If one causes damage with injuria, with intent to cause damage, that will be a delict. If one causes damage by negligence, that will also be a delict. In other words, if we have negligence or intention to cause damage in the form of an injuria, that will be a delict but in our law it is of course not a criminal offence.

If we have a Bill that provides that any person who causes damage to another person with particular intent is guilty of a crime and is subject to this penalty, we are creating a new crime, the parameters of which are not at all clearly defined. Let me give a simple example. If a person is not, for example, patriotic towards South Africa, I could say to him that I am going to organize people to boycott the product that he is producing. That will no doubt cause damage to that person.
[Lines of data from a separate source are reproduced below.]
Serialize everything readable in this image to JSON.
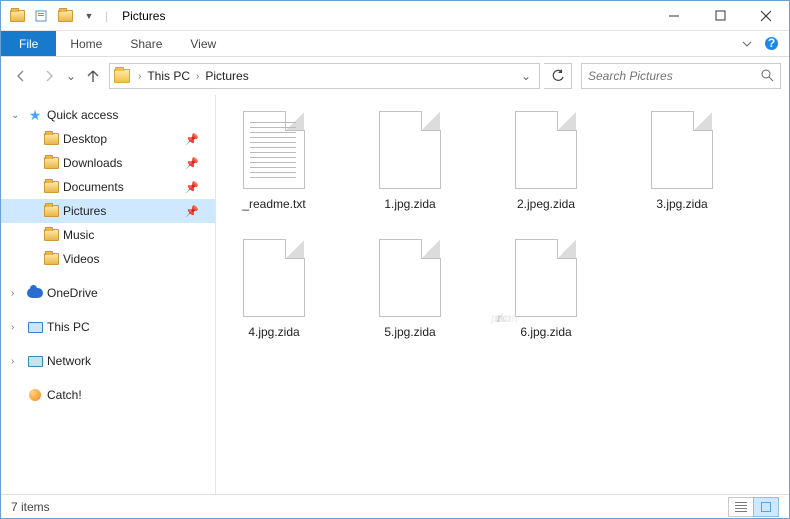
{
  "titlebar": {
    "title": "Pictures"
  },
  "ribbon": {
    "file": "File",
    "home": "Home",
    "share": "Share",
    "view": "View"
  },
  "breadcrumb": {
    "this_pc": "This PC",
    "folder": "Pictures"
  },
  "search": {
    "placeholder": "Search Pictures"
  },
  "sidebar": {
    "quick_access": "Quick access",
    "items": [
      {
        "label": "Desktop"
      },
      {
        "label": "Downloads"
      },
      {
        "label": "Documents"
      },
      {
        "label": "Pictures"
      },
      {
        "label": "Music"
      },
      {
        "label": "Videos"
      }
    ],
    "onedrive": "OneDrive",
    "this_pc": "This PC",
    "network": "Network",
    "catch": "Catch!"
  },
  "files": [
    {
      "name": "_readme.txt",
      "type": "txt"
    },
    {
      "name": "1.jpg.zida",
      "type": "blank"
    },
    {
      "name": "2.jpeg.zida",
      "type": "blank"
    },
    {
      "name": "3.jpg.zida",
      "type": "blank"
    },
    {
      "name": "4.jpg.zida",
      "type": "blank"
    },
    {
      "name": "5.jpg.zida",
      "type": "blank"
    },
    {
      "name": "6.jpg.zida",
      "type": "blank"
    }
  ],
  "status": {
    "count": "7 items"
  },
  "watermark": {
    "p": "p",
    "c": "c",
    "r": "r",
    "isk": "isk",
    "com": ".com"
  }
}
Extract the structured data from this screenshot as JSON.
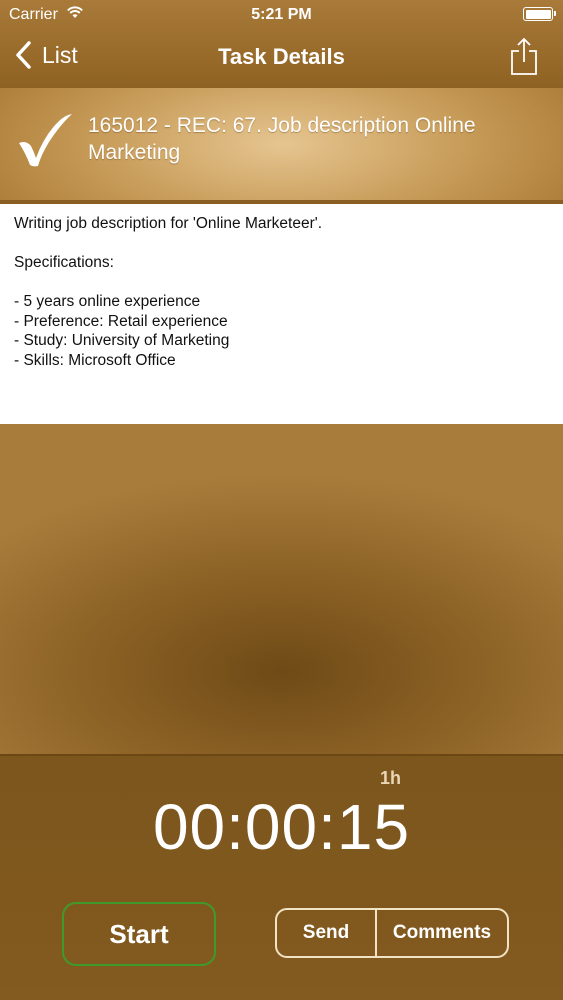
{
  "status_bar": {
    "carrier": "Carrier",
    "time": "5:21 PM"
  },
  "nav": {
    "back_label": "List",
    "title": "Task Details"
  },
  "task": {
    "title": "165012 - REC: 67. Job description Online Marketing",
    "description_lines": [
      "Writing job description for 'Online Marketeer'.",
      "",
      "Specifications:",
      "",
      "- 5 years online experience",
      "- Preference: Retail experience",
      "- Study: University of Marketing",
      "- Skills: Microsoft Office"
    ]
  },
  "timer": {
    "budget": "1h",
    "elapsed": "00:00:15"
  },
  "actions": {
    "start_label": "Start",
    "send_label": "Send",
    "comments_label": "Comments"
  },
  "colors": {
    "accent_green": "#3f9a2b",
    "gold": "#c79b58"
  }
}
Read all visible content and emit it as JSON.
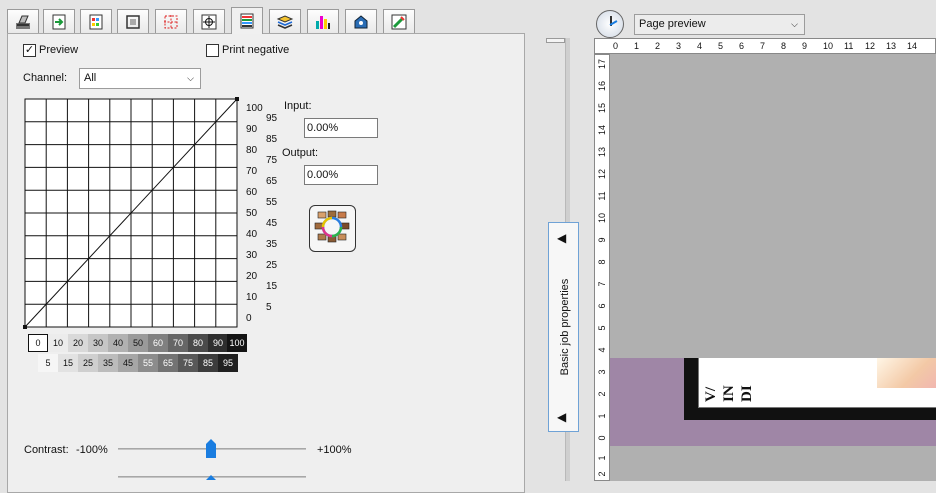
{
  "toolbar": {
    "tabs": [
      {
        "icon": "printer-settings-icon"
      },
      {
        "icon": "media-import-icon"
      },
      {
        "icon": "color-profile-icon"
      },
      {
        "icon": "crop-frame-icon"
      },
      {
        "icon": "cut-marks-icon"
      },
      {
        "icon": "registration-target-icon"
      },
      {
        "icon": "curve-adjust-icon"
      },
      {
        "icon": "layers-stack-icon"
      },
      {
        "icon": "ink-channels-icon"
      },
      {
        "icon": "spot-color-icon"
      },
      {
        "icon": "color-pick-icon"
      }
    ]
  },
  "options": {
    "preview_label": "Preview",
    "preview_mark": "✓",
    "print_negative_label": "Print negative"
  },
  "channel": {
    "label": "Channel:",
    "value": "All"
  },
  "curve": {
    "y_labels_main": [
      "100",
      "90",
      "80",
      "70",
      "60",
      "50",
      "40",
      "30",
      "20",
      "10",
      "0"
    ],
    "y_labels_half": [
      "95",
      "85",
      "75",
      "65",
      "55",
      "45",
      "35",
      "25",
      "15",
      "5"
    ],
    "gray_top": [
      "0",
      "10",
      "20",
      "30",
      "40",
      "50",
      "60",
      "70",
      "80",
      "90",
      "100"
    ],
    "gray_bottom": [
      "5",
      "15",
      "25",
      "35",
      "45",
      "55",
      "65",
      "75",
      "85",
      "95"
    ]
  },
  "input": {
    "label": "Input:",
    "value": "0.00%"
  },
  "output": {
    "label": "Output:",
    "value": "0.00%"
  },
  "contrast": {
    "label": "Contrast:",
    "min": "-100%",
    "max": "+100%",
    "value_pct": 50
  },
  "side_panel": {
    "label": "Basic job properties"
  },
  "preview": {
    "mode": "Page preview",
    "h_ruler": [
      "0",
      "1",
      "2",
      "3",
      "4",
      "5",
      "6",
      "7",
      "8",
      "9",
      "10",
      "11",
      "12",
      "13",
      "14"
    ],
    "v_ruler": [
      "17",
      "16",
      "15",
      "14",
      "13",
      "12",
      "11",
      "10",
      "9",
      "8",
      "7",
      "6",
      "5",
      "4",
      "3",
      "2",
      "1",
      "0",
      "1",
      "2"
    ],
    "doc_text": [
      "V/",
      "IN",
      "DI"
    ]
  }
}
The MINISTER OF LAW AND ORDER:

Mr. Speaker, may I ask a question? Does the hon. member not agree with me that if I blow up the house of a witness in a particular court case with a view to intimidating him into not giving evidence, that should be a criminal offence? Is that not exactly what this Bill is providing for? [Interjections.]

Mr. S. A. PITMAN:

Mr. Speaker, that question illustrates the point I am trying to make to the House. If somebody threatens to blow up my house, that in itself is a criminal offence. If he threatens to blow it up with the express intention of preventing me from giving evidence, I clearly support the view that a heavy penalty ought to attach to an action of that nature.

The MINISTER OF LAW AND ORDER:

What then is your particular difficulty? [Interjections.]

Mr. S. A. PITMAN:

The problem I have is this—and I want to put it in contradistinction to the example the hon. the Minister gave—the hon. the Minister postulated a criminal offence against me to cause me to abstain from giving evidence. However, if somebody tells me that unless I do something specific, he is going to boycott the products that I manufacture that in my view is not a criminal offence. It is not a criminal offence to boycott the products that I manufacture. [Interjections.]

The MINISTER OF LAW AND ORDER:

Mr. Speaker, may I ask the hon. member another question? Does he agree with me that included in that boycott action must be the intention to cause damage to a particular person with a view to the aims as envisaged in this Bill? Is that not also the position? [Interjections.] It must be read in its context. Is that not so?

Mr. S. A. PITMAN:

The problem is that that is not what the Bill provides. If it provided that, that would be fine. It provides: Any person who, with intent to compel, causes damage.

The MINISTER OF LAW AND ORDER:

Why leave out the words “without lawful reason”?

In accordance with Standing Order No. 22 the House adjourned at 22h30.